Eunice descia as escadas vagarosamente, segurando as abas do roupão branco, e ao chegar à sala apertou o interruptor.
— Desliga a luz, mulher.
O marido estava sentado na poltrona, pernas escoradas na mesa de centro, skol aberta, prato com salgadinhos apoiado na barriga; na TV, Salgueiro e Central pela quinta rodada do pernambucano.
— Jonas, preciso falar com você.
Ele notou a voz grave e preocupada da esposa e automaticamente virou o rosto para ela. Eunice já havia se sentado no sofá, mãos nos joelhos, face franzida e acabrunhada.
— O que foi?
— Nem sei como falar isso com você.
— Desembucha, vai, não enrola — desligou a televisão e começava a suar frio, pensando se ela havia descoberto sua amante.
— É sobre Renato — graças a Deus o assunto era o filho.

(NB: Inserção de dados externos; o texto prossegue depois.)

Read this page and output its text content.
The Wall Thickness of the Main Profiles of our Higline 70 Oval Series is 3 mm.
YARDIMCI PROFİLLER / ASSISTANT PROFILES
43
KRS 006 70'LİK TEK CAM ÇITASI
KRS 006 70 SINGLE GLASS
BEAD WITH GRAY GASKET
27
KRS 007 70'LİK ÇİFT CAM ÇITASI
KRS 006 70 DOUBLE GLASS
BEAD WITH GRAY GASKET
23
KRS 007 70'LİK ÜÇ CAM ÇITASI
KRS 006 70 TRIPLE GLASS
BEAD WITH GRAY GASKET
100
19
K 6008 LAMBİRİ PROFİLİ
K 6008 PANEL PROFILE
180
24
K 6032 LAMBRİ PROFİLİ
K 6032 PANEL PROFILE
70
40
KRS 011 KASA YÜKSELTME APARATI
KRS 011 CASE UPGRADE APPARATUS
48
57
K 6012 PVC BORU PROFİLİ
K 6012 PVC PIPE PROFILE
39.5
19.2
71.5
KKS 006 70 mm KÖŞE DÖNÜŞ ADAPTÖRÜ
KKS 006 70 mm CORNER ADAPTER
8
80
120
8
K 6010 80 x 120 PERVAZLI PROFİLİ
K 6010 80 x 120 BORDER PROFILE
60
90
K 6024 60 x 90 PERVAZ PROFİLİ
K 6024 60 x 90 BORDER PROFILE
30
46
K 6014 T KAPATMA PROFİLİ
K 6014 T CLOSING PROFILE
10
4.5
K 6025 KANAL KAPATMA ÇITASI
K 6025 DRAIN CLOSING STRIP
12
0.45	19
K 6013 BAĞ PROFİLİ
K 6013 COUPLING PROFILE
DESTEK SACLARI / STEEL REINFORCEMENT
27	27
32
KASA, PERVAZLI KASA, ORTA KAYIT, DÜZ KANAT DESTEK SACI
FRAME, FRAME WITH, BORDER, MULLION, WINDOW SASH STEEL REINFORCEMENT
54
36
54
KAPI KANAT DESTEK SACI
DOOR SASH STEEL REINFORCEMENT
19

Suspirou aliviado. — O que tem ele?
— Acho que ele é.
— É?
— Acho que sim
— É o quê?
— Você sabe.
— Não sei.
— Sim, sabe, a gente já imaginava. O jeitinho dele…
— Diga: o que ele é?
— Eh…
— Fale!
— Eu acho que Renato é poeta.
Voltou a suadeira em Jonas. Sobravam desconfianças: atitudes esquisitas, histórias mal contadas, apelidos, fofocas, muxoxos, fuxicos; mas nada concreto.
— Deixe de história. Meu filho não é poeta: é macho.
— Olha o que encontrei na bolsa dele.
Eunice tirou de dentro do roupão um objeto esquisito. Eram várias folhas dobradas, costuradas e grampeadas, como que embrulhadas por duas folhas feitas de um papel mais resistente, de modo que todas as páginas ficavam compactas quando fechadas, mas era possível abrir e ver o conteúdo de cada folha. Jonas observava com curiosidade as letras em cada um daqueles papéis.
— O que é isto, Eunice?
— Leia. Qualquer linha.
— “Erros meu, má fortuna, amor ardente…”
— Sangue de Cristo tem poder!
— “Em minha perdição se con… con-ju-ra-ram?”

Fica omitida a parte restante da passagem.